OCTOBER 17, 2002

Now let's get real, shall we?

This week the big kerfuffle in Formula 1 circles is an apparent threat by Ferrari to race elsewhere if certain proposals suggested by the FIA are voted through by the F1 Commission on October 28. This is about as credible as the proposal to institute a system in which drivers switch between teams in the course of a season. It is not going to happen.

Why? Because Ferrari needs Formula 1 as much as Formula 1 needs Ferrari. Without F1 why would rich people buy over-priced cars produced in Maranello? The magic that is Ferrari would slip away and it would be just like Lamborghini or any other supercar company.

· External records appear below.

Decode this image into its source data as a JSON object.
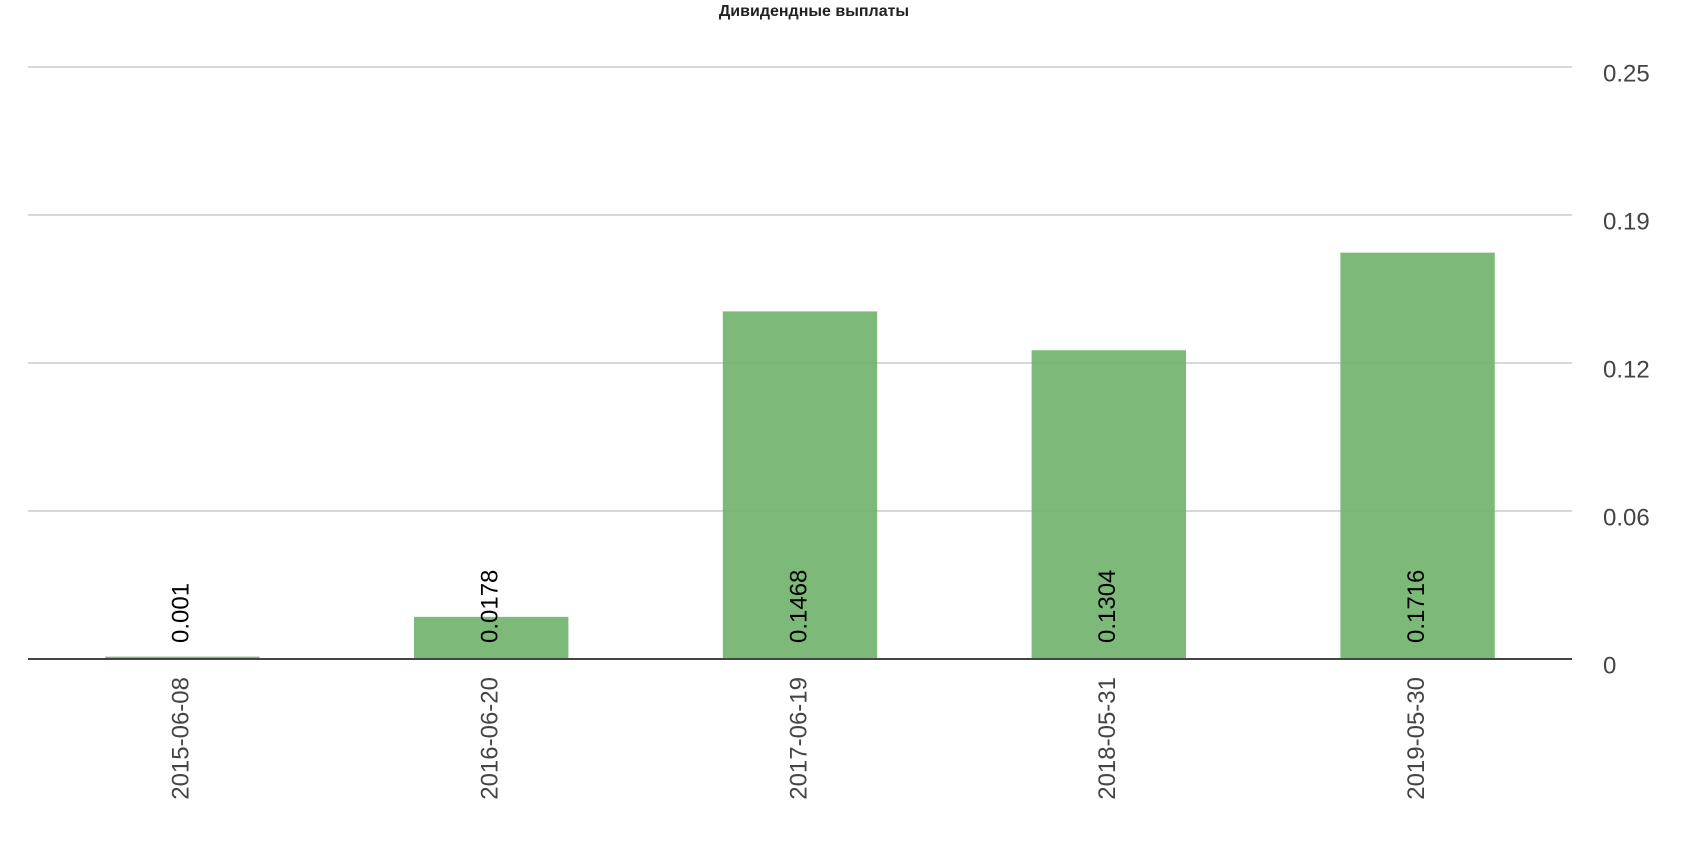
{
  "chart_data": {
    "type": "bar",
    "title": "Дивидендные выплаты",
    "categories": [
      "2015-06-08",
      "2016-06-20",
      "2017-06-19",
      "2018-05-31",
      "2019-05-30"
    ],
    "values": [
      0.001,
      0.0178,
      0.1468,
      0.1304,
      0.1716
    ],
    "color": "#6fb26c",
    "ylim": [
      0,
      0.25
    ],
    "yticks": [
      0,
      {
        "value": 0.0625,
        "label": "0.06"
      },
      {
        "value": 0.125,
        "label": "0.12"
      },
      {
        "value": 0.1875,
        "label": "0.19"
      },
      0.25
    ],
    "grid": true
  }
}
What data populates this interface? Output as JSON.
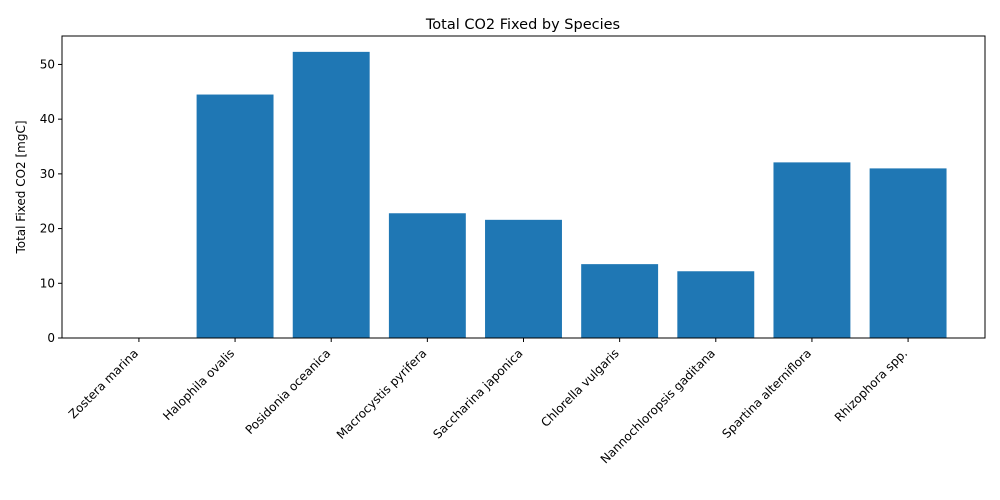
{
  "chart_data": {
    "type": "bar",
    "title": "Total CO2 Fixed by Species",
    "xlabel": "",
    "ylabel": "Total Fixed CO2 [mgC]",
    "categories": [
      "Zostera marina",
      "Halophila ovalis",
      "Posidonia oceanica",
      "Macrocystis pyrifera",
      "Saccharina japonica",
      "Chlorella vulgaris",
      "Nannochloropsis gaditana",
      "Spartina alterniflora",
      "Rhizophora spp."
    ],
    "values": [
      0,
      44.5,
      52.3,
      22.8,
      21.6,
      13.5,
      12.2,
      32.1,
      31.0
    ],
    "ylim": [
      0,
      55.2
    ],
    "yticks": [
      0,
      10,
      20,
      30,
      40,
      50
    ],
    "bar_color": "#1f77b4",
    "grid": false,
    "legend": "none"
  }
}
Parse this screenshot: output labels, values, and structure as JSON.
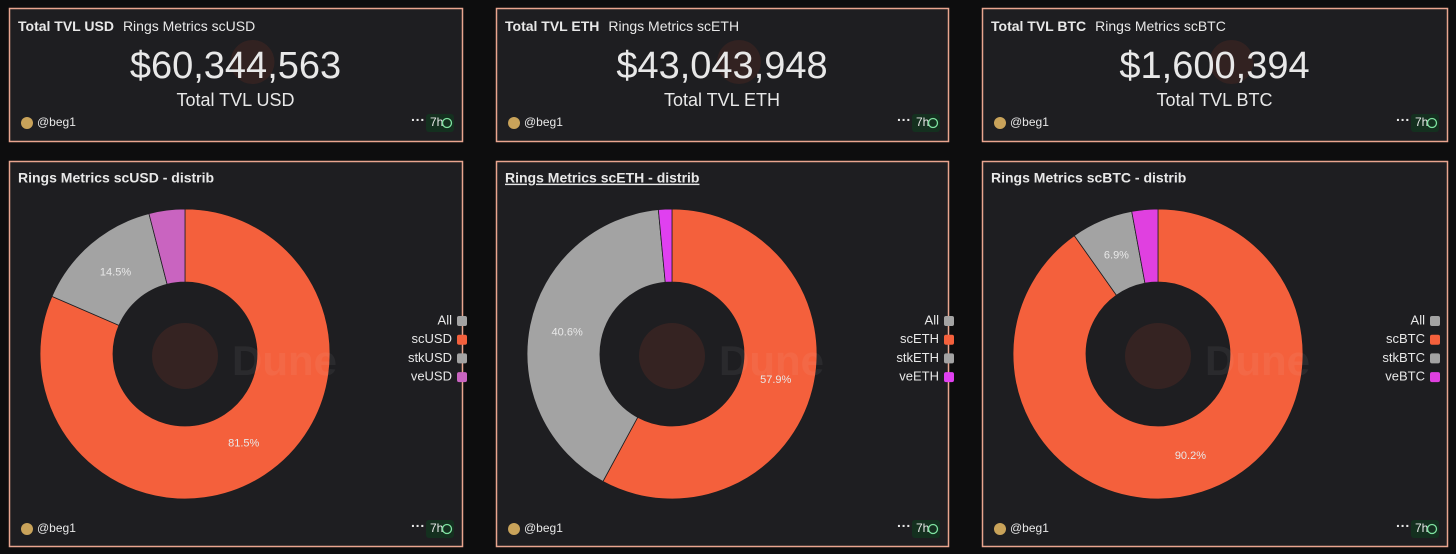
{
  "panels": [
    {
      "title": "Total TVL USD",
      "query": "Rings Metrics scUSD",
      "value": "$60,344,563",
      "label": "Total TVL USD",
      "author": "@beg1",
      "age": "7h"
    },
    {
      "title": "Total TVL ETH",
      "query": "Rings Metrics scETH",
      "value": "$43,043,948",
      "label": "Total TVL ETH",
      "author": "@beg1",
      "age": "7h"
    },
    {
      "title": "Total TVL BTC",
      "query": "Rings Metrics scBTC",
      "value": "$1,600,394",
      "label": "Total TVL BTC",
      "author": "@beg1",
      "age": "7h"
    }
  ],
  "chart_data": [
    {
      "type": "pie",
      "title": "Rings Metrics scUSD - distrib",
      "categories": [
        "All",
        "scUSD",
        "stkUSD",
        "veUSD"
      ],
      "values": [
        0,
        81.5,
        14.5,
        4
      ],
      "value_labels": [
        null,
        "81.5%",
        "14.5%",
        null
      ],
      "colors": [
        "#a3a3a3",
        "#f4603c",
        "#a3a3a3",
        "#c964c0"
      ],
      "author": "@beg1",
      "age": "7h",
      "watermark": "Dune"
    },
    {
      "type": "pie",
      "title": "Rings Metrics scETH - distrib",
      "categories": [
        "All",
        "scETH",
        "stkETH",
        "veETH"
      ],
      "values": [
        0,
        57.9,
        40.6,
        1.5
      ],
      "value_labels": [
        null,
        "57.9%",
        "40.6%",
        null
      ],
      "colors": [
        "#a3a3a3",
        "#f4603c",
        "#a3a3a3",
        "#e040f0"
      ],
      "author": "@beg1",
      "age": "7h",
      "watermark": "Dune"
    },
    {
      "type": "pie",
      "title": "Rings Metrics scBTC - distrib",
      "categories": [
        "All",
        "scBTC",
        "stkBTC",
        "veBTC"
      ],
      "values": [
        0,
        90.2,
        6.9,
        2.9
      ],
      "value_labels": [
        null,
        "90.2%",
        "6.9%",
        null
      ],
      "colors": [
        "#a3a3a3",
        "#f4603c",
        "#a3a3a3",
        "#e040e0"
      ],
      "author": "@beg1",
      "age": "7h",
      "watermark": "Dune"
    }
  ]
}
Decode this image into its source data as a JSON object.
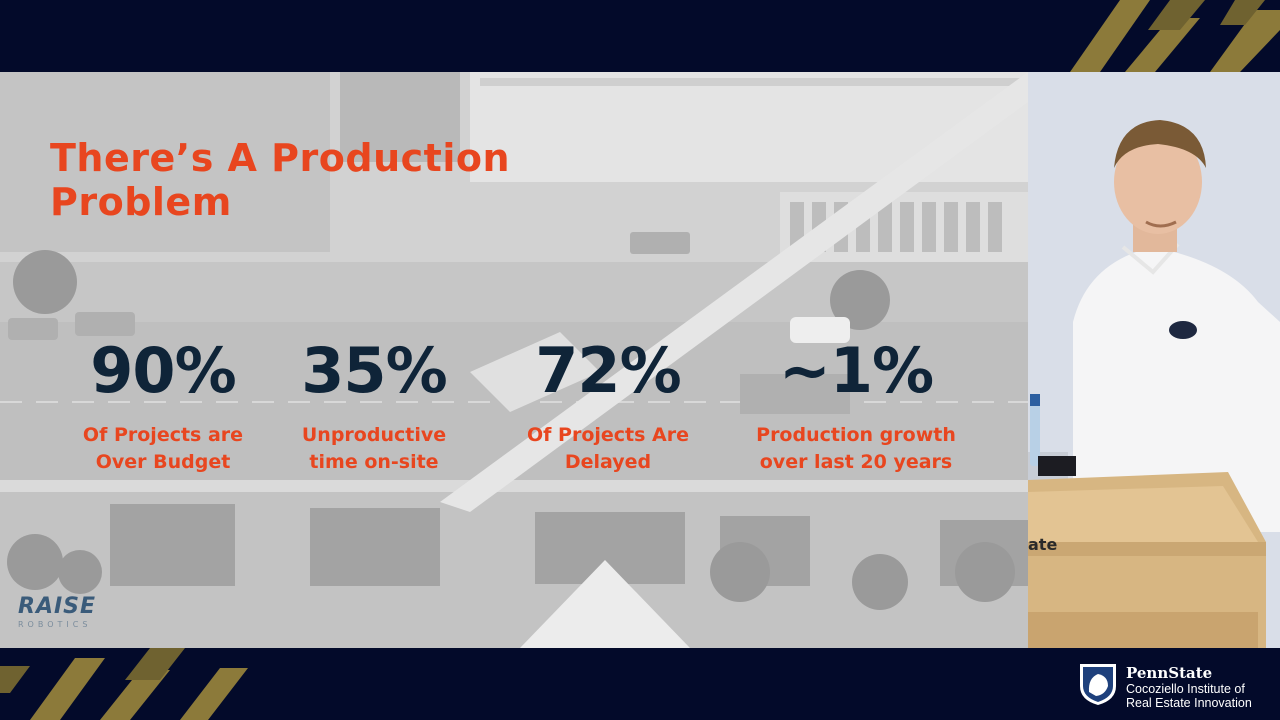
{
  "slide": {
    "title_line1": "There’s A Production",
    "title_line2": "Problem",
    "stats": [
      {
        "value": "90%",
        "label_line1": "Of Projects are",
        "label_line2": "Over Budget"
      },
      {
        "value": "35%",
        "label_line1": "Unproductive",
        "label_line2": "time on-site"
      },
      {
        "value": "72%",
        "label_line1": "Of Projects Are",
        "label_line2": "Delayed"
      },
      {
        "value": "~1%",
        "label_line1": "Production growth",
        "label_line2": "over last 20 years"
      }
    ],
    "logo_word": "RAISE",
    "logo_sub": "ROBOTICS"
  },
  "video": {
    "podium_text": "ate"
  },
  "branding": {
    "name": "PennState",
    "line1": "Cocoziello Institute of",
    "line2": "Real Estate Innovation"
  },
  "colors": {
    "accent_orange": "#e8461f",
    "stat_navy": "#0f2438",
    "frame_navy": "#030a2a",
    "deco_gold": "#8c7a3a"
  }
}
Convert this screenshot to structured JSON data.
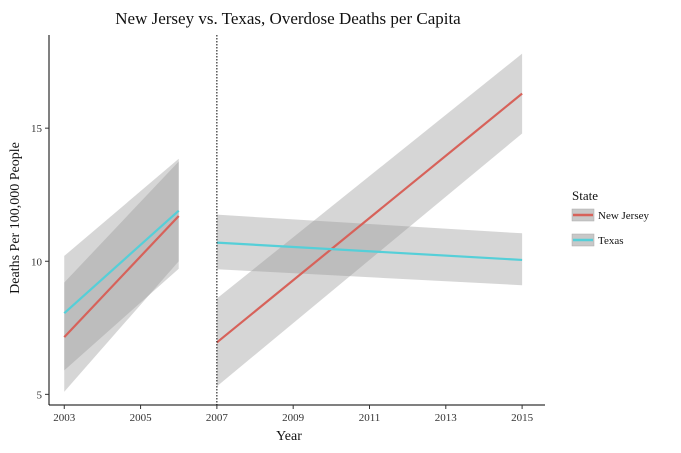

The art of selling such exotic machines is not in the quality of the machine but rather in the brand. People will pay silly money to be associated with the right brand. And the Ferrari brand is based very firmly in Formula 1.

It is not the first time have seen such threats from Maranello. Back in the mid 1980s when the FIA announced plans to ban the turbocharged engines of the day, Ferrari threatened to switch to CART. To push the point Enzo Ferrari sent his emissary Marco Piccinini to the CART event at Michigan and this was followed by a visit to Maranello by CART team boss Jim Trueman. A couple of months later Bobby Rahal, Trueman's driver, showed up at Fiorano and tested a March Indycar and through the winter of 1985-86 Ferrari kept up the pressure on the FIA, with teams of engineers building not only a Ferrari CART engine but also a chassis. It was not until the middle of 1986 that a compromise was reached. The Ferrari Indycar chassis was built but never raced while the engine was handed over to Alfa Romeo and competed in CART in 1990 and 1991 although without much success.